Two questions are key to Iran–US relations over the next few months: Will President Donald Trump escalate conflict with Tehran in order to increase his re-election chances on 3 November? And would a Joe Biden victory pave the way for a US return to the Joint Comprehensive Plan of Action (JCPOA)?

Evidently, the answers are interdependent: deepening the confrontation may change the outcome of the US election and also the trajectory of Iran–US relations.

We are assuming there will be no November surprise and therefore focuses on potential scenarios under a Biden administration. A Biden victory is not a guarantee of effective de-escalation, which will depend on domestic politics in both capitals as well as on all aspects of bilateral and multilateral relations.

Will Joe Biden improve relations with Iran?

Nonetheless, it is a useful exercise to consider whether Biden could or would engineer US reinstatement into the agreement, because this could compel Tehran to avoid confrontation in the meantime.

The new administration will take effect on 20 January. It is unrealistic to currently expect much attention on foreign policy for now, but key US stakeholders know Iran will hold its own presidential election in June 2021 and that President Hassan Rohani cannot run for a third term.

They also know that dealing with the next Iranian administration could be very challenging. For that reason, analysts agree that Tehran and Washington should attempt to find common ground before Rohani leaves office. Time is of essence, and some initiatives may even have to start during the transition from one US Administration to the next.

The Tehran perspective

Many observers believe that the domestic political shift in Iran and the emergence of a hard-line Majles (parliament) will cause Iranian to withdraw from the JCPOA and possibly even from the Nuclear Non-Proliferation Treaty. Nonetheless, recent co-operation between Tehran and the International Atomic Energy Agency (IAEA) indicates that Iran remains interested in the JCPOA and would potentially engage the US in a constructive process of talks. Although Iranian leaders continue to dismiss the possibility of such negotiations, they also insist that as a first step the JCPOA has to be upheld.

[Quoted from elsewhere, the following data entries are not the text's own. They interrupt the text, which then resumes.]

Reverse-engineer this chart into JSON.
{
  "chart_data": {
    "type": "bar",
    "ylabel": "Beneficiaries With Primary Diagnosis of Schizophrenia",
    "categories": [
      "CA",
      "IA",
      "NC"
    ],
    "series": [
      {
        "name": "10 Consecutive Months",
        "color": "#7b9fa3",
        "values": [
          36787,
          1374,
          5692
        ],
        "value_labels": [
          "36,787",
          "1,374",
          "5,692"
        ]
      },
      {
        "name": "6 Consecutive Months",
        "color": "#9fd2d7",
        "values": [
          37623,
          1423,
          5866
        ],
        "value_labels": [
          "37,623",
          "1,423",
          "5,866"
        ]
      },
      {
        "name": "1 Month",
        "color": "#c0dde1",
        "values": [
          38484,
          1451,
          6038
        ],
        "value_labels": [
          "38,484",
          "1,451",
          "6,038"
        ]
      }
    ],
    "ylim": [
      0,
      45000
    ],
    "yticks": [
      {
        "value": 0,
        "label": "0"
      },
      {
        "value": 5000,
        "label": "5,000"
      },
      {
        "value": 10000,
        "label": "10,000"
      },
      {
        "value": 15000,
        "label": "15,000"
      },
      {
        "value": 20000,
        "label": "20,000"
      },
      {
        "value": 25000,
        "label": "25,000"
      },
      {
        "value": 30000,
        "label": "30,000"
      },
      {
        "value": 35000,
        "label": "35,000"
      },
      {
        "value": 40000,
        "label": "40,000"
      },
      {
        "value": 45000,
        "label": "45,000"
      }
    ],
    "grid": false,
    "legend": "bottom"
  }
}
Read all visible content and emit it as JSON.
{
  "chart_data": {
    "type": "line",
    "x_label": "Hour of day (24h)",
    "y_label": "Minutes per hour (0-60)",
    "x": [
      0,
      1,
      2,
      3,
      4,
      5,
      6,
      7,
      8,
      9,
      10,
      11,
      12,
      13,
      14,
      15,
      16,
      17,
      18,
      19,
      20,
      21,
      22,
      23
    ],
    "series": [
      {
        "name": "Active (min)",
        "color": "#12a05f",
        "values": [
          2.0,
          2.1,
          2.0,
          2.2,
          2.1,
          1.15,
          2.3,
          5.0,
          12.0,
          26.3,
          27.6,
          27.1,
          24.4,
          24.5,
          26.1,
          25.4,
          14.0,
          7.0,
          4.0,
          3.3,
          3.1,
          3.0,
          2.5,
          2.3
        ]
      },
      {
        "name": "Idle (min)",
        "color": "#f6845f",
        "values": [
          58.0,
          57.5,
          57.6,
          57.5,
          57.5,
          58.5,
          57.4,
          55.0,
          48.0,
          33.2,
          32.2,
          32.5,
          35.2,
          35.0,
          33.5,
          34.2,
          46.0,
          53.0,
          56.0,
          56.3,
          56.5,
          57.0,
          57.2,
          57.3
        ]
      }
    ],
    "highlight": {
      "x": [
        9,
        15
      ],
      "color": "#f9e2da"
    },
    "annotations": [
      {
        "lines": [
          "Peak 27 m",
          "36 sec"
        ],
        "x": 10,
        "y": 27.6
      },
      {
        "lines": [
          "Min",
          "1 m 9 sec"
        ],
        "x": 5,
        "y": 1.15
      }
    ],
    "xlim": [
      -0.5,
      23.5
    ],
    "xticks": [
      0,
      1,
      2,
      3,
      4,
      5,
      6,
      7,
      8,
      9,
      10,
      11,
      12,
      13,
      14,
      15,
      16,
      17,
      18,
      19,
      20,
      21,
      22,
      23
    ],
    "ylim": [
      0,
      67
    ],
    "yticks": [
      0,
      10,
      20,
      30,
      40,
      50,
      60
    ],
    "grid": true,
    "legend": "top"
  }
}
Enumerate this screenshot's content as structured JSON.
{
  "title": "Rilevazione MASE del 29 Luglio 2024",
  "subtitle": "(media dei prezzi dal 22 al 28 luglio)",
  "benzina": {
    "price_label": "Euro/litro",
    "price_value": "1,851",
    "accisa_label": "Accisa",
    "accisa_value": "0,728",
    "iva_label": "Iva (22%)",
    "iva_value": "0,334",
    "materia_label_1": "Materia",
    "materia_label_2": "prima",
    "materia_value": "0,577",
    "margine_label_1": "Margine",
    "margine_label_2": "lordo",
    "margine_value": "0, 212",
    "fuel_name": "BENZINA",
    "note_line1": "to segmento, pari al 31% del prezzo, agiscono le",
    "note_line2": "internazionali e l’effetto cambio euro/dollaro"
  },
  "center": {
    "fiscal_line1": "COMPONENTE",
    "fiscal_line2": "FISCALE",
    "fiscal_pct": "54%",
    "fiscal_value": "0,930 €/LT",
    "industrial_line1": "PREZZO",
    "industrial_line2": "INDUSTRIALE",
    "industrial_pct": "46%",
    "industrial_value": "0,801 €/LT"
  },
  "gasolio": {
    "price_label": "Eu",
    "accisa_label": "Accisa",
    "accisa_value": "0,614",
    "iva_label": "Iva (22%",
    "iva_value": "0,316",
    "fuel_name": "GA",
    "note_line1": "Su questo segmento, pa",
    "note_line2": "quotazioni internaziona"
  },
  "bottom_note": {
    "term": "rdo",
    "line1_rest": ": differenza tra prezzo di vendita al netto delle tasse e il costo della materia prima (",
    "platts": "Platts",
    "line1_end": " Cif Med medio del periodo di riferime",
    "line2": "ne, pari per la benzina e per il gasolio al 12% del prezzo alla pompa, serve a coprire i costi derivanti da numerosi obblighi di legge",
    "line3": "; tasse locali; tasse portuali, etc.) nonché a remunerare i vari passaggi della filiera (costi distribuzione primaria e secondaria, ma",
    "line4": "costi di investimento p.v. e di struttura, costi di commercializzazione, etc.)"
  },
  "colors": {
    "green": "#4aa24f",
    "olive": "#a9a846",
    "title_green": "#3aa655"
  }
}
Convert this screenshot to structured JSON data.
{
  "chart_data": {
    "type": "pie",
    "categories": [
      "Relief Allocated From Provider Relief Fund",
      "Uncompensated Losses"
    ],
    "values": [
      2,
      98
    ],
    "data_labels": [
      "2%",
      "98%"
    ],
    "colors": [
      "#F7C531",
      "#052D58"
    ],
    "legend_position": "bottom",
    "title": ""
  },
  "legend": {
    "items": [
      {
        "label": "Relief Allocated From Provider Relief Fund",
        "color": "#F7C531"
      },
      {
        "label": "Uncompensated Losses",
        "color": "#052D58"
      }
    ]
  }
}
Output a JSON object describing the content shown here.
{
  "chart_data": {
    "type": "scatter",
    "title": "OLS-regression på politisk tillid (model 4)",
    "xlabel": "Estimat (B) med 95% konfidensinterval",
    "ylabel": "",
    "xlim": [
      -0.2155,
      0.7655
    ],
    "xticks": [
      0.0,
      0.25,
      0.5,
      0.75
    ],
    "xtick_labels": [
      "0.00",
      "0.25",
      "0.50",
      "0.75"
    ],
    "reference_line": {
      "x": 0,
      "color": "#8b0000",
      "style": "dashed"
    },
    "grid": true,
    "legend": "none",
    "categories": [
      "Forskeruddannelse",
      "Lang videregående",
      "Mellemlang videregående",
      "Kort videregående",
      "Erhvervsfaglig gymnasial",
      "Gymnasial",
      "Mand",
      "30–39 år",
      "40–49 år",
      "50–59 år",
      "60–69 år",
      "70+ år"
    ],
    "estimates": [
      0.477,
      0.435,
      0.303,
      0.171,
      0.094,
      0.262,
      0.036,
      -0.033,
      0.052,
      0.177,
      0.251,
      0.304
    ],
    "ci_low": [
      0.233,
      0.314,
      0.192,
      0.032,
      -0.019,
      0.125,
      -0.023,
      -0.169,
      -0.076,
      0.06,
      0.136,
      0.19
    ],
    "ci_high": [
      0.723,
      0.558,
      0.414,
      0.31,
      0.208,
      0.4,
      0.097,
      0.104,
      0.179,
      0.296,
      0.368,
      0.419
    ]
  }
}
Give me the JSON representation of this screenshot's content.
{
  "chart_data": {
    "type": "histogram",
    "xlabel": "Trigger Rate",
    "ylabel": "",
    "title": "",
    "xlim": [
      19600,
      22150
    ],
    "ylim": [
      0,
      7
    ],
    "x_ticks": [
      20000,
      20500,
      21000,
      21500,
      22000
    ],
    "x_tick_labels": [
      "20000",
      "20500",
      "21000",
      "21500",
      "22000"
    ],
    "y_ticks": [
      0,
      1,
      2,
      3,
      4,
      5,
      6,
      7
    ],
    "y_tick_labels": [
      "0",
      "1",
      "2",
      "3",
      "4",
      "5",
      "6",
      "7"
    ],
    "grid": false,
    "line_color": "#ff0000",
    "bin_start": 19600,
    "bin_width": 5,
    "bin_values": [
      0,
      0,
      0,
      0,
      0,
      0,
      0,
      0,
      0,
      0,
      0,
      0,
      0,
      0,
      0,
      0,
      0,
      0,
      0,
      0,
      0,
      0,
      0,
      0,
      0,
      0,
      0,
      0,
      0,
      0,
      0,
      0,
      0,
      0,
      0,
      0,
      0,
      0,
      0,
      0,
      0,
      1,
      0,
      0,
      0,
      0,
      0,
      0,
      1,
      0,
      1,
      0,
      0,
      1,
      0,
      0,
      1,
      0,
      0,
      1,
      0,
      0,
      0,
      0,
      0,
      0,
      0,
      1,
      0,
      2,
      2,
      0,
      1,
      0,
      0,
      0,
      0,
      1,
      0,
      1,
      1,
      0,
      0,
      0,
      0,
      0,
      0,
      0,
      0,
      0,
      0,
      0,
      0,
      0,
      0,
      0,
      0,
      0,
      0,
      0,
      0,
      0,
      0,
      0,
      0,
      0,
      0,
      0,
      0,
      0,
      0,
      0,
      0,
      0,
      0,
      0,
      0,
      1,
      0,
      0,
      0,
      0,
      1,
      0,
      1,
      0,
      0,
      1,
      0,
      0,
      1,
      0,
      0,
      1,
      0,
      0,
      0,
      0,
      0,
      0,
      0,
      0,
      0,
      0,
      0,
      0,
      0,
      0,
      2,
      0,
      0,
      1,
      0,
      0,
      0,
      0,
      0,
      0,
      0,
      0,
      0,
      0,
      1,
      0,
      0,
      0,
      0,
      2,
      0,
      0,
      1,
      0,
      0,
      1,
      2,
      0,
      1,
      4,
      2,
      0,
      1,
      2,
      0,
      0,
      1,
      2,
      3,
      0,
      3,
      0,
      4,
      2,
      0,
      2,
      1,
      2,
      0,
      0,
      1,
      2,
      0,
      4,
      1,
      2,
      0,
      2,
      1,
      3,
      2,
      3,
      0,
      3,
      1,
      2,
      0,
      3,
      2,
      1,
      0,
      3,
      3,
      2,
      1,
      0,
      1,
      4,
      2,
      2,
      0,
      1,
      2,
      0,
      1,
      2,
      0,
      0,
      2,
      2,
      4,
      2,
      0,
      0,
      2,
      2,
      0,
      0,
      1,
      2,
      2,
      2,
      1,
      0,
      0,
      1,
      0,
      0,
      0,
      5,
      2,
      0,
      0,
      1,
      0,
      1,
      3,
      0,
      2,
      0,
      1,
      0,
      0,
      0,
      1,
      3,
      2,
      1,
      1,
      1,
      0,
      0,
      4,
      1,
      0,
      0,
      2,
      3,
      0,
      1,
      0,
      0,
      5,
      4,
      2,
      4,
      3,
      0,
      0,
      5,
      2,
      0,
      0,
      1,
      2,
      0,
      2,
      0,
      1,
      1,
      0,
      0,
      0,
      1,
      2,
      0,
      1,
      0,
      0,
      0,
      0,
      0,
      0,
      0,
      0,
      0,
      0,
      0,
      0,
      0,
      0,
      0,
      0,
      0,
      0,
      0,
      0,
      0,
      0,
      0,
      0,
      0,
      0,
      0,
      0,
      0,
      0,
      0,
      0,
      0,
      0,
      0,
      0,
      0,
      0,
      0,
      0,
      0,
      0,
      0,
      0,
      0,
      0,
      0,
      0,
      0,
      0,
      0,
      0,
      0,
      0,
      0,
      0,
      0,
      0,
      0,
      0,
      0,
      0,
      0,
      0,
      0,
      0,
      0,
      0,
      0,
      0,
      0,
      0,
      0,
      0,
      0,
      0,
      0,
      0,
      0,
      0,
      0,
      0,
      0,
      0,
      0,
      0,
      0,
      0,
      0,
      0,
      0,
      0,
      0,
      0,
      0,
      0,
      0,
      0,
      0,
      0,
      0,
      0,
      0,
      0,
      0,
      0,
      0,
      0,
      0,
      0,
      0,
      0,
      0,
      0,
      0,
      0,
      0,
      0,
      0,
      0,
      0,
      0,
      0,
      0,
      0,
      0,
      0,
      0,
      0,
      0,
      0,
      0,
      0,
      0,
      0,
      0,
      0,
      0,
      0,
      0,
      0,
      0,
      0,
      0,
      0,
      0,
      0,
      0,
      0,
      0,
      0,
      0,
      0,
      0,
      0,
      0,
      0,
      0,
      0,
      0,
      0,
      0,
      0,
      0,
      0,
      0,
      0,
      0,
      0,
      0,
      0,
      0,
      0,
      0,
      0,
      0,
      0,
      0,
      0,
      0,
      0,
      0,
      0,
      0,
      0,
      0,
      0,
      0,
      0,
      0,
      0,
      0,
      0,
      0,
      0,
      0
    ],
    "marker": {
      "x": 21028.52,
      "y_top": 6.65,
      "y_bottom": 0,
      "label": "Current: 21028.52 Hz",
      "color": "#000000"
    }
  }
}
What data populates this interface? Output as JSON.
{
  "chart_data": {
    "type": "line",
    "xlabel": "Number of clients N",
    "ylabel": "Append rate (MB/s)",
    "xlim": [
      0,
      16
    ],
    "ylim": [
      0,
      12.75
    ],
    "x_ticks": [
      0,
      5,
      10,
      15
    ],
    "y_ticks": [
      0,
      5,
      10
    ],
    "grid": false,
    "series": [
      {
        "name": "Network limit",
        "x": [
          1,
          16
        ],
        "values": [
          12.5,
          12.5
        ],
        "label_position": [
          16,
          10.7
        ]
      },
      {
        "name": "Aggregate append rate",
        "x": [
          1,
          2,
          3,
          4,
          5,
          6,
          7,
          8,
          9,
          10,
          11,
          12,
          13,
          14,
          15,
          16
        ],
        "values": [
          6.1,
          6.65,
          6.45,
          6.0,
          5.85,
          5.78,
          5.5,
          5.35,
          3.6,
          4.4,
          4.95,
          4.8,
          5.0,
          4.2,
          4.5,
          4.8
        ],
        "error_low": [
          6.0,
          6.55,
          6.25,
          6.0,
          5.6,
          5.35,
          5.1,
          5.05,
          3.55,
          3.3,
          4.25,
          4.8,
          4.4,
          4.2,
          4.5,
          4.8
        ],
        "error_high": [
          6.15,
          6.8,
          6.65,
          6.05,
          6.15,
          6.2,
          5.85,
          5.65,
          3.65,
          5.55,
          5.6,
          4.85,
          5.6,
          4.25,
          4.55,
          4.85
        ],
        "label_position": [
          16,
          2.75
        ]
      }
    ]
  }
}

Therefore, if a Biden Administration sends the right signals to Iranian stakeholders, it may be possible to use the existing JCPOA framework as the basis for a phased approach to achieving what could be a JCPOA Plus. 

The most significant component for Iran is compensation for damages caused by Trump’s withdrawal from the agreement. In fact, Iran has sued the US at the International Court of Justice (ICJ) over the negative impact of US sanctions and Tehran may leverage this legal stance in order to push for monetary compensation.

Once compensation has been addressed, Iran wants to move to what is termed ‘compliance for compliance’ while correcting some of its shortcomings, including removing restrictions on Iran-related transactions in the global banking system.

The Biden perspective

The Democratic Presidential Platform for the 2020 election clearly calls for a US return to the JCPOA. It also states that Washington would not seek regime change in Iran which can be interpreted as a positive gesture towards Tehran.

The Biden camp is therefore signalling its willingness to return to the JCPOA. Evidently, paying Iran compensation would be politically impossible, but with a certain degree of creativity Iran might be enticed to move towards a compliance for compliance scenario.

A Biden Administration could argue that a US return to the JCPOA despite Iranian non-compliance is itself compensation, and then issue a number of waivers, such as allowing the main customers of Iranian crude oil and condensate to begin importing petroleum products again. The challenge on the US side is the growing number of US stakeholders who will want a Biden Administration to push for concessions in other policy areas, such as missile technology and regional policies.

Experienced diplomats in Washington know that such an approach would be a non-starter. In fact, the only way to re-engage Iran is by returning to the JCPOA in its current format and then using the JCPOA Commission meetings to discuss further steps.

Because the political climate in Washington may not be conducive to giving Tehran incentives, the Europeans will have to play a crucial role in convincing Iran of the benefits of adhering to the agreement.